There have been some amazing stories about pivoting.

Nintendo once made playing cards.

Netflix went from DVDs to streaming.

A personal favourite is how Nokia moved out of rubber boots, into electricity cabling, then on to mobile phones. Today they make and sell medical equipment.

In all those companies, someone realised they needed a new idea. Or else, as Oli said.

Then that person persuaded their colleagues it was a good idea and that together they could pull of the impossible. And they did.

Fear of failure is what motivated Reed Hastings, CEO of Netflix, and Rajeev Suri, CEO at Nokia.

You don’t get them saying crap like, “Failure is fab” because they know how darned close they came to it.

On a smaller scale and closer to home, there are literally hundreds of companies pivoting frantically right now as a result of GenAI.

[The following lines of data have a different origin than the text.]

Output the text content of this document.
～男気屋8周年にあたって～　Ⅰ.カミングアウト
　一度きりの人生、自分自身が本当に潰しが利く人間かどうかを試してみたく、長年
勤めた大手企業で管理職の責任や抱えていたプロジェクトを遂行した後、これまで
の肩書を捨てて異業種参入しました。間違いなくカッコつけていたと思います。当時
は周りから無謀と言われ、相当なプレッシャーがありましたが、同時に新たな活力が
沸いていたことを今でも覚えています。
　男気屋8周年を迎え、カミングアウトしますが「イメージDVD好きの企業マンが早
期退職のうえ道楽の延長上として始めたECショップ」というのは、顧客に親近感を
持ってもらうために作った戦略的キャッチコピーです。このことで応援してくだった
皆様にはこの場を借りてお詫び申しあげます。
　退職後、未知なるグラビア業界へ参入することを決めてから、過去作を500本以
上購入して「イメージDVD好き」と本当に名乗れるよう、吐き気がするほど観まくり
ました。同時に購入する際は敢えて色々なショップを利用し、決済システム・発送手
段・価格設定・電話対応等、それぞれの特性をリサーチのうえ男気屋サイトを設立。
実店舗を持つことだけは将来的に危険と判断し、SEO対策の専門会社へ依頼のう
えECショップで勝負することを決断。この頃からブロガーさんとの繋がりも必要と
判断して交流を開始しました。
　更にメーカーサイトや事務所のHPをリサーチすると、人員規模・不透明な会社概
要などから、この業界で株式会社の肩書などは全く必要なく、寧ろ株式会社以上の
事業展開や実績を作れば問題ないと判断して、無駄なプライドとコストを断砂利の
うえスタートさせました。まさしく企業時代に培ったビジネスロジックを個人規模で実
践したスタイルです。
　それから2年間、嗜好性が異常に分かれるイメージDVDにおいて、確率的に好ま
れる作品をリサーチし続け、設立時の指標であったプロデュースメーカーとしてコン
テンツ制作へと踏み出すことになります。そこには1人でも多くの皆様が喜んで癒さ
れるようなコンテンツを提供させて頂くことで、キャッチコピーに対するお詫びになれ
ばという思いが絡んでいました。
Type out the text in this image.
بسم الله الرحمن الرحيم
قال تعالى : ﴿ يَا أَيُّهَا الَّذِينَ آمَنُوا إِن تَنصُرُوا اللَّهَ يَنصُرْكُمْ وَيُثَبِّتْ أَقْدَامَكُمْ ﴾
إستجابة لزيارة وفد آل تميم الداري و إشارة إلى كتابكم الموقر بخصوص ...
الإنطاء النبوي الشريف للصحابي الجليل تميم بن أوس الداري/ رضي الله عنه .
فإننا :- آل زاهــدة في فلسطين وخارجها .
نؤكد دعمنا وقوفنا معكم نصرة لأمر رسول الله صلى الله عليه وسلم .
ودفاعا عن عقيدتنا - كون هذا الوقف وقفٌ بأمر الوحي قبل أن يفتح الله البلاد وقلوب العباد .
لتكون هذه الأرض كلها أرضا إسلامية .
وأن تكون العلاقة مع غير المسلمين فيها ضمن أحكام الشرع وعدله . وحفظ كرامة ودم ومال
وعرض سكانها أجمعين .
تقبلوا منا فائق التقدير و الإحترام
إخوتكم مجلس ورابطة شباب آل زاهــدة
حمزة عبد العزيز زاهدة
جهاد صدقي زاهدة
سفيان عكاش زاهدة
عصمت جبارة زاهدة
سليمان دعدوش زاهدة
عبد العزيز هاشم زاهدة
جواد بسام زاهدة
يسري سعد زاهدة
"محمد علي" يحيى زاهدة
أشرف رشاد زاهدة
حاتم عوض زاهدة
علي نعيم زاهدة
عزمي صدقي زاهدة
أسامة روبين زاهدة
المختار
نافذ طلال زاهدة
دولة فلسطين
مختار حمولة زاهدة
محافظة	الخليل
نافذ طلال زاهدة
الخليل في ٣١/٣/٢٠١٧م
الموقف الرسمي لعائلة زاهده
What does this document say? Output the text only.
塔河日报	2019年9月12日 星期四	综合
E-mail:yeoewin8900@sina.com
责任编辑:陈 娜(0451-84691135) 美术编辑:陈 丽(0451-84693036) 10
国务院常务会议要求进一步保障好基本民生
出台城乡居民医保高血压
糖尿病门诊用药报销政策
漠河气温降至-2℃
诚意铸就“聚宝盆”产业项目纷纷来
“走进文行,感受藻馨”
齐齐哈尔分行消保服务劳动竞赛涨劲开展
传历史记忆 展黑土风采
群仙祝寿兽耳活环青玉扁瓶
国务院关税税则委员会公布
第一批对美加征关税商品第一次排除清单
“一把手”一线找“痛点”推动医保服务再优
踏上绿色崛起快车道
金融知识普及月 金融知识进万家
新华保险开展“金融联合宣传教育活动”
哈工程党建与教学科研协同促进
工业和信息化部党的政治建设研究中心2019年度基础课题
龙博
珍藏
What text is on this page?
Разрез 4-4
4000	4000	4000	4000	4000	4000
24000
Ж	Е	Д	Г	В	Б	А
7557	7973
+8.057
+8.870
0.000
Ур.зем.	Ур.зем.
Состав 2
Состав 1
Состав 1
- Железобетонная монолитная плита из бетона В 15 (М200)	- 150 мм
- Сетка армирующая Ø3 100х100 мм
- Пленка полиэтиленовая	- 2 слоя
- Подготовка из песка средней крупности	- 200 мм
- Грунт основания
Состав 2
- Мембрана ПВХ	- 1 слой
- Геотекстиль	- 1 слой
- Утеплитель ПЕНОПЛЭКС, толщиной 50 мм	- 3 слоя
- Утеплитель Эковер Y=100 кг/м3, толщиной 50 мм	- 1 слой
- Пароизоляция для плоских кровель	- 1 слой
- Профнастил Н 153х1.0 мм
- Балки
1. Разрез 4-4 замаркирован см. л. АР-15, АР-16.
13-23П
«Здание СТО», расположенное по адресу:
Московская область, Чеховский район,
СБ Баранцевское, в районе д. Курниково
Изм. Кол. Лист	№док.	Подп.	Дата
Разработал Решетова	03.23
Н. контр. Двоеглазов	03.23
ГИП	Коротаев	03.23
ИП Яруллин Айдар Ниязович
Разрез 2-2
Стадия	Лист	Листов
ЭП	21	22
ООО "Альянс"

Some of them will emerge as unicorns.

You can bet your bottom dollar that not a single one of them has written on a wall the motivating slogan “Failure is nothing to be afraid of.”

That’s because anyone who’s ever run a business knows it is everything to be afraid of.

In fact, it’s the best thing about it.

It’s fear that keeps creative people looking for solutions to our many problems and every now and then they succeed.